Evaluation of Kappa Index as a Tool in the Diagnosis of Multiple Sclerosis: Implementation in Routine Screening Procedure

Abstract

Multiple sclerosis (MS) is an inflammatory demyelinating disease of the central nervous system. Previous studies have shown that cerebrospinal fluid Kappa-free light chains (Κ-FLC) may have a role in MS diagnosis. In this regard, the Kappa Index (K-Index) has demonstrated higher sensitivity and slightly lower specificity than oligoclonal bands (OCB), the gold standard, for the detection of intrathecal immunoglobulin synthesis, a feature of MS. Here, we have evaluated the performance of the K-Index (K-Index= CSF/serum Κ-FLC divided by CSF/serum albumin) for the differential diagnosis of MS in a cohort of patients with suspected MS. Kappa-free light chains were quantitatively measured in parallel serum and CSF samples by turbidimetry (Freelite Mx reagent on an Optilite system, The Binding Site Group Ltd).

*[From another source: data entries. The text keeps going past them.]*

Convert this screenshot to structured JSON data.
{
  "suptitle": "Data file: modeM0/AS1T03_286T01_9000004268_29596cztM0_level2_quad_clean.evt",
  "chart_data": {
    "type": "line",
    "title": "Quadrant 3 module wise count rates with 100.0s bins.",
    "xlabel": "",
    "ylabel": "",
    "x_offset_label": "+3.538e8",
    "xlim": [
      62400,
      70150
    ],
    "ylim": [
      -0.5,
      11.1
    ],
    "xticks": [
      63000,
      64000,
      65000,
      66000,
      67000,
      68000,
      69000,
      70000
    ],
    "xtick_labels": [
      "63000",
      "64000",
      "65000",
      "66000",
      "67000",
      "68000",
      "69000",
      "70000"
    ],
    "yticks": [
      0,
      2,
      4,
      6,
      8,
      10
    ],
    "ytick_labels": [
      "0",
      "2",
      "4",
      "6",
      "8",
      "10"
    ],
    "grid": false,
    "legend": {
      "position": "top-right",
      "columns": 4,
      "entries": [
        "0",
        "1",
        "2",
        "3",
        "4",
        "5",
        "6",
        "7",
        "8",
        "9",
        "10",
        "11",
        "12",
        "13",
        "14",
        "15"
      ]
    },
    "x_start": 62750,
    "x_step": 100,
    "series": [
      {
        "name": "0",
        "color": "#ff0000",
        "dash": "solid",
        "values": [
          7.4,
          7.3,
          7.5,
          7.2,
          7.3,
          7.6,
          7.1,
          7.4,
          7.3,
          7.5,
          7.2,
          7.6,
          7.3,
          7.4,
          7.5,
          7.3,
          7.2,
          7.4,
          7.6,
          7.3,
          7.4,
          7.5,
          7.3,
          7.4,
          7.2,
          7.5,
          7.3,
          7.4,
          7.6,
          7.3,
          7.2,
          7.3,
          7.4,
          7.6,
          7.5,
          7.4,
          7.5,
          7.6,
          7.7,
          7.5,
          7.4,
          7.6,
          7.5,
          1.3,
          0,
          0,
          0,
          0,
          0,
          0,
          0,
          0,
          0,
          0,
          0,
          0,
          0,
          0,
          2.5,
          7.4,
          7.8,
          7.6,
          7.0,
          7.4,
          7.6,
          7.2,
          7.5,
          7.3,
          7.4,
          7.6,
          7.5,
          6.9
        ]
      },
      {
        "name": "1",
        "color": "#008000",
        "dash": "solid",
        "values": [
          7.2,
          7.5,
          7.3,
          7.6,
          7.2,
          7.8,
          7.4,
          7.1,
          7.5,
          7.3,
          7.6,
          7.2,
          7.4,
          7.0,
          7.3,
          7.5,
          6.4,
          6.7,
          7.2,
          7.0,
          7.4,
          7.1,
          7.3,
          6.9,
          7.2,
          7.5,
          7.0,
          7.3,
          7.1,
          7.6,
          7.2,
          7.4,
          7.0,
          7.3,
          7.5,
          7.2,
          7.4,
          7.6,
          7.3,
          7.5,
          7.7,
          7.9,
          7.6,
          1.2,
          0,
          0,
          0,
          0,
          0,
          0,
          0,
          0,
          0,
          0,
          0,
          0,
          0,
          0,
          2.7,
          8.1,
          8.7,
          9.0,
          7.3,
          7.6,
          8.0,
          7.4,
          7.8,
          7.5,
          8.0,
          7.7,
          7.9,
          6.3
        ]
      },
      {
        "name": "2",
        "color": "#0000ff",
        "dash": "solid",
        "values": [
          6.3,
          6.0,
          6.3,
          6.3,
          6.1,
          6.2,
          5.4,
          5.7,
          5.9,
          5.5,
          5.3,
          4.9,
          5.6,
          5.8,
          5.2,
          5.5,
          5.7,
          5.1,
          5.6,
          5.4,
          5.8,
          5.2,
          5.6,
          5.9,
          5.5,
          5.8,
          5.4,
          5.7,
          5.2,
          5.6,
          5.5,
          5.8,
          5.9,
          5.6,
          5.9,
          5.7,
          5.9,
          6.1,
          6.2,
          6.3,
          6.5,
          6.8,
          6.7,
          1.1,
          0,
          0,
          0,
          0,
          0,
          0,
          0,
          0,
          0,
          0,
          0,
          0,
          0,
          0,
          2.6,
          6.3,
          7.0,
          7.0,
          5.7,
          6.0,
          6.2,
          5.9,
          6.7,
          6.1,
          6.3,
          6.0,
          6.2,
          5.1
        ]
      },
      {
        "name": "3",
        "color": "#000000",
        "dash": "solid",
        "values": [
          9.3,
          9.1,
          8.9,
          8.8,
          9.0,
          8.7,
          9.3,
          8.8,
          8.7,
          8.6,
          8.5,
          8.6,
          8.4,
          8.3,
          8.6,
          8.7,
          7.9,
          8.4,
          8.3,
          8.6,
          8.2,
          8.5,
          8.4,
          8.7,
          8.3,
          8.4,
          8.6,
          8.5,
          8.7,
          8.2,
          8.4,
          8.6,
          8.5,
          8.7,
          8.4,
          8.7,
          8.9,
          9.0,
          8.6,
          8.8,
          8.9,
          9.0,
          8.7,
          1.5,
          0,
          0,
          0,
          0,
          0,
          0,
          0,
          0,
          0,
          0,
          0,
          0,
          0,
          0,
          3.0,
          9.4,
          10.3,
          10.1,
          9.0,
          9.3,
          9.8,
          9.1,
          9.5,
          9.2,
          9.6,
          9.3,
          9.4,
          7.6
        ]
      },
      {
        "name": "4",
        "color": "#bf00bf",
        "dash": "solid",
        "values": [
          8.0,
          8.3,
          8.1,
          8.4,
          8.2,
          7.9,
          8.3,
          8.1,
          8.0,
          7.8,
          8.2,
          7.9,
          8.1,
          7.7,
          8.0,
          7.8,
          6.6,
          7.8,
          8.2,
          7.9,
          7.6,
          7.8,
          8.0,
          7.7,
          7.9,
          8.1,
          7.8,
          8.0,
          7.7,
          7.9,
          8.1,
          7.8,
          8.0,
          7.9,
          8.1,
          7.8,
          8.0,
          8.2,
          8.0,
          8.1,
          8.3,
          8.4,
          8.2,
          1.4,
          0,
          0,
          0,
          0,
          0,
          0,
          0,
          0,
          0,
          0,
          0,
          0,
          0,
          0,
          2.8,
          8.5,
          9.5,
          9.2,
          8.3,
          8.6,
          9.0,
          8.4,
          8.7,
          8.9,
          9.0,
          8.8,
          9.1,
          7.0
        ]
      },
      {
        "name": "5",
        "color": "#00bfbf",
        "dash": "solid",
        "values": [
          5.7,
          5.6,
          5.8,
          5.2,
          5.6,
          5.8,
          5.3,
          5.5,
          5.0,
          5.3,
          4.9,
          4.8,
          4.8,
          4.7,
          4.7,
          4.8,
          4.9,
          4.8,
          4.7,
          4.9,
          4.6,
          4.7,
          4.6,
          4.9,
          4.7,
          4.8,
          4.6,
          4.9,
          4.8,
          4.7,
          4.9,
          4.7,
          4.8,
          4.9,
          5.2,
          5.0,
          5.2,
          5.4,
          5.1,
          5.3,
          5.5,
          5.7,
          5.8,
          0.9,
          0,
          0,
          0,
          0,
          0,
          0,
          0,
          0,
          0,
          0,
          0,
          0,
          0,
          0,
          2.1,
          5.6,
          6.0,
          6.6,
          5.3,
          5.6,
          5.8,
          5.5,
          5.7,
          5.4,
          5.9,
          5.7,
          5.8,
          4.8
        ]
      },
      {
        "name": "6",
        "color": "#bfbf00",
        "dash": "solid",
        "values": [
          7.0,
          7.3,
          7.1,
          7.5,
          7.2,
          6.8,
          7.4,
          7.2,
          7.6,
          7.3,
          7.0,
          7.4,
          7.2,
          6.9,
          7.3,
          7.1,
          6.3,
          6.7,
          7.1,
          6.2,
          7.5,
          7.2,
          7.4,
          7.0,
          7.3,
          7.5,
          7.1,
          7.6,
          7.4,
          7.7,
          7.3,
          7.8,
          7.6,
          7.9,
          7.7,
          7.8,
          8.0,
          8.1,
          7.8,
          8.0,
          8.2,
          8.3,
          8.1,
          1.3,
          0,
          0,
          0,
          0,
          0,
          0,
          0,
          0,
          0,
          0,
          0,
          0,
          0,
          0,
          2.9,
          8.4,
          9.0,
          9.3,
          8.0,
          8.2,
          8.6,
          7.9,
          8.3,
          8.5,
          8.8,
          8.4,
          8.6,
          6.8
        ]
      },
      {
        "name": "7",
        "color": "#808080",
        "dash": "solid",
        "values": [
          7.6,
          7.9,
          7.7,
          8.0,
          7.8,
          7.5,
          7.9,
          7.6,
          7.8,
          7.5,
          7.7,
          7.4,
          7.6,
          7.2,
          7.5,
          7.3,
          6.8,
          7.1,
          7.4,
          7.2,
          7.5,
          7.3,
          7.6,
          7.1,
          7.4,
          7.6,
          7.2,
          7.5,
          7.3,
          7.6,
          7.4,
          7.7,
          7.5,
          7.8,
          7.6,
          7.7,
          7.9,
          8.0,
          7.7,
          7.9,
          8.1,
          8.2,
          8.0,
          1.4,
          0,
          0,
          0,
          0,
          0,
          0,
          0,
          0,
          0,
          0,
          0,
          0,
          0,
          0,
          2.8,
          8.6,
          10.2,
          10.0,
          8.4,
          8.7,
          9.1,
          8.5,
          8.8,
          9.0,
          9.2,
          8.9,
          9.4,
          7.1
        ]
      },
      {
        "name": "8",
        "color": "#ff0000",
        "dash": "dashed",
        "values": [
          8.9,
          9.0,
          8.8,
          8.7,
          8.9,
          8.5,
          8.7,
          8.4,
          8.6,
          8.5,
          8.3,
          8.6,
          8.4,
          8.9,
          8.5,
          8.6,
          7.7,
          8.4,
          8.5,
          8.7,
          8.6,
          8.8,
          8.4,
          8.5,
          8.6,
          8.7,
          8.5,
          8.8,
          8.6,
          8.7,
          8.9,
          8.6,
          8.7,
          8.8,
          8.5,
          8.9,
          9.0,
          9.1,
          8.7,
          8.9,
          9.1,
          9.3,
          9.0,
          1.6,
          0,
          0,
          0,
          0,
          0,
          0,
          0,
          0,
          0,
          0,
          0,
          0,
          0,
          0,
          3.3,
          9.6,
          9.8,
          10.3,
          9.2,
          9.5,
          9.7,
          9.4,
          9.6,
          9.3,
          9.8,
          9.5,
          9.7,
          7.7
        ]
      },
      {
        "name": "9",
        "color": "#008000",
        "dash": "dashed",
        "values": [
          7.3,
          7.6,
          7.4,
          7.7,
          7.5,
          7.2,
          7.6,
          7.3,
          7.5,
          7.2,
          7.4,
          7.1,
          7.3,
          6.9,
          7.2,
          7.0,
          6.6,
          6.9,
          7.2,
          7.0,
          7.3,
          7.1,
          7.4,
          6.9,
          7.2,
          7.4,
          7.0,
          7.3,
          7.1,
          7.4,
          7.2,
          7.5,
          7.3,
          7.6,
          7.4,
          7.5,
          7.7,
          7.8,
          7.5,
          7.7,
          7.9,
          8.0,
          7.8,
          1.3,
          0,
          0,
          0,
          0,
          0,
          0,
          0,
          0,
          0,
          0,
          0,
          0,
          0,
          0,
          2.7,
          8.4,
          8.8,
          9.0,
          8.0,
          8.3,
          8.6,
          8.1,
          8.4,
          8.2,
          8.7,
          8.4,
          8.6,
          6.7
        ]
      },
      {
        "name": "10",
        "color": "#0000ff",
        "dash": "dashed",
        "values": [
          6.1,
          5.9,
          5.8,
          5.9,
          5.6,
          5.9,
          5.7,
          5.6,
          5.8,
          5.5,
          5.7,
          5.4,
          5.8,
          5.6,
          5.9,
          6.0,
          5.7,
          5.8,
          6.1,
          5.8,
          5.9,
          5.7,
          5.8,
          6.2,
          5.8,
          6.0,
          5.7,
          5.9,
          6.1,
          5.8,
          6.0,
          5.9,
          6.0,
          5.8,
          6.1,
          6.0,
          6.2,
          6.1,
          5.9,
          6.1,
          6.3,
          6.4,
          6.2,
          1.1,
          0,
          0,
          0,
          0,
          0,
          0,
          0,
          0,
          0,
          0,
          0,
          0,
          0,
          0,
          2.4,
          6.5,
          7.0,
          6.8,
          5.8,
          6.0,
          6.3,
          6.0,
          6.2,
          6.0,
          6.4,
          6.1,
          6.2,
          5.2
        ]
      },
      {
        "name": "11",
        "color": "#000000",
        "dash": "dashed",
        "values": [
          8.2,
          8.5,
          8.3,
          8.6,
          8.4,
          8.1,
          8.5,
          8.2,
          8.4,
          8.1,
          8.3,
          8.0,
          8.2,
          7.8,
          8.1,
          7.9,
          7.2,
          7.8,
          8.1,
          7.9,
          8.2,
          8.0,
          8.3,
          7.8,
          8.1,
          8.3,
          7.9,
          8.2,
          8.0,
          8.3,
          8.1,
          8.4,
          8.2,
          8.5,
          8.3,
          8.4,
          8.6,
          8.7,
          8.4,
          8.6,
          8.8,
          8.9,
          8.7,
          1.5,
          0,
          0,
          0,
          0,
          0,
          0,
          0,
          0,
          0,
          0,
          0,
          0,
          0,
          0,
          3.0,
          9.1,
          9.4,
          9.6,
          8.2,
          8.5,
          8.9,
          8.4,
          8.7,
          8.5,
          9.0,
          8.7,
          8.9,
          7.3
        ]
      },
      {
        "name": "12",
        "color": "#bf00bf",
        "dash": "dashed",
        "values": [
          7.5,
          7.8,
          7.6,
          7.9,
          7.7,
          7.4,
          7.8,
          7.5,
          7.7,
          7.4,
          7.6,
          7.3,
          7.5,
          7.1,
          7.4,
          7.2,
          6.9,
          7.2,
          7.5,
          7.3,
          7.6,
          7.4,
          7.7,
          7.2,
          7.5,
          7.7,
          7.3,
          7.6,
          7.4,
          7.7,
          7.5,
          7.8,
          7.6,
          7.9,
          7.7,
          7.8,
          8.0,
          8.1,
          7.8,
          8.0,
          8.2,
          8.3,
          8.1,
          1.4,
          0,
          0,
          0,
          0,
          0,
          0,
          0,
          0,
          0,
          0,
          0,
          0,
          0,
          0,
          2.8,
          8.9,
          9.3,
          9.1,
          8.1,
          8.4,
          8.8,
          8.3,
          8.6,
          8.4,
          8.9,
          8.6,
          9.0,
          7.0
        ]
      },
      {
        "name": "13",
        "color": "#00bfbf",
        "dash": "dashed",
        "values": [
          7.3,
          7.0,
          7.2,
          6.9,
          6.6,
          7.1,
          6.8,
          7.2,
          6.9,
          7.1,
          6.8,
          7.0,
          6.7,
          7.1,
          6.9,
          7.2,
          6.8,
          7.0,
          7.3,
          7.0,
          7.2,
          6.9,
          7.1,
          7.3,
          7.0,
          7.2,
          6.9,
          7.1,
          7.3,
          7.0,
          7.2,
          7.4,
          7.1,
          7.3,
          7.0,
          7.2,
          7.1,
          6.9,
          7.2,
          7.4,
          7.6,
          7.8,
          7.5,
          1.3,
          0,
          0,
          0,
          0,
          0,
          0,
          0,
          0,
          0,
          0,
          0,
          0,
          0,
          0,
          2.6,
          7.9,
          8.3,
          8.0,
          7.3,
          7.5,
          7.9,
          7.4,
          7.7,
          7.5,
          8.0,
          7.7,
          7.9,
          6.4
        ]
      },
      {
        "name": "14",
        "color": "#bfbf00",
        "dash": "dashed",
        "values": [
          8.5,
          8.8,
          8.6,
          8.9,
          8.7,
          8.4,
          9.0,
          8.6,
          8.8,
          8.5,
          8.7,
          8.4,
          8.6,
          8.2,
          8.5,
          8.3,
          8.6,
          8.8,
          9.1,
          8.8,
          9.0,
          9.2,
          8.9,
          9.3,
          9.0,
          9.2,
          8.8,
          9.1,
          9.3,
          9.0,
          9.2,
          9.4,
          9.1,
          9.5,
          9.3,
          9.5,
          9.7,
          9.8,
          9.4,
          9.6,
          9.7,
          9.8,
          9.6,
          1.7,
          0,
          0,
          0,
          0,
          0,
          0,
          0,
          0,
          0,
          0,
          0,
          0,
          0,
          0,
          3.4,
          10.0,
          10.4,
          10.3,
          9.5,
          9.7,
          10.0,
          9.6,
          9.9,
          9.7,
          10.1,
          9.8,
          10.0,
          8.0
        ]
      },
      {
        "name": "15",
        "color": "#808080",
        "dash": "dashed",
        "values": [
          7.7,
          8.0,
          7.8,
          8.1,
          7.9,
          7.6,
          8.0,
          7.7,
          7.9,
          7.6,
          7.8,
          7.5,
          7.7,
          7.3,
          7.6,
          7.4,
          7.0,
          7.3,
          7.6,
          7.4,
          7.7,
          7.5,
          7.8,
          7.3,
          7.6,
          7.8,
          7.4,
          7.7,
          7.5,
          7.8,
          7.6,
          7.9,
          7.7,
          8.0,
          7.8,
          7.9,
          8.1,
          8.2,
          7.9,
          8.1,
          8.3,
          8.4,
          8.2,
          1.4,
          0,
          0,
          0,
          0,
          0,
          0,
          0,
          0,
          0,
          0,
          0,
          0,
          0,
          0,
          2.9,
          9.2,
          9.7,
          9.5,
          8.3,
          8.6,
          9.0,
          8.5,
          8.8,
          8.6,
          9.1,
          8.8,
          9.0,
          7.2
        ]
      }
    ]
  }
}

From the 160 (63.4%) of the total of 252 patients who had Κ-FLC in CSF <0.03 mg/dL, below the sensitivity limit of the technique, only one had a diagnosis of MS. However, the absence of OCB in this same patient suggested no synthesis of intrathecal immunoglobulin. Globally, MS patients presented significantly higher K-Index levels when compared to patients without a MS diagnosis (66.96 versus 0.025, respectively. P<0.0001). In agreement, patients with positive OCB testing also exhibited higher K-Index levels than patients negative for OCB (65.02 vs 0.024, respectively. P<0.0001). An optimal K-Index cut-off of 3.045 was defined by ROC analysis for screening suspected MS, achieving a higher diagnostic sensitivity and slightly lower specificity than OCB (Sens.: 0.9778 and Spec.: 0.8629, vs Sens.:0.8889 and Spec.: 0.9086, respectively). A previously reported K-Index cut-off of 6.6 also shown good diagnostic performance (Sens: 0.9333; Spec.: 0.8731), validating its power as a diagnostic biomarker for MS. Finally, a time and cost effective algorithm for MS screening was proposed that would offer an initial rapid evaluation of the intrathecal immunoglobulin synthesis through the Κ-FLC in CSF and K-Index analysis, followed by reflexing OCB testing, that may be ordered more selectively.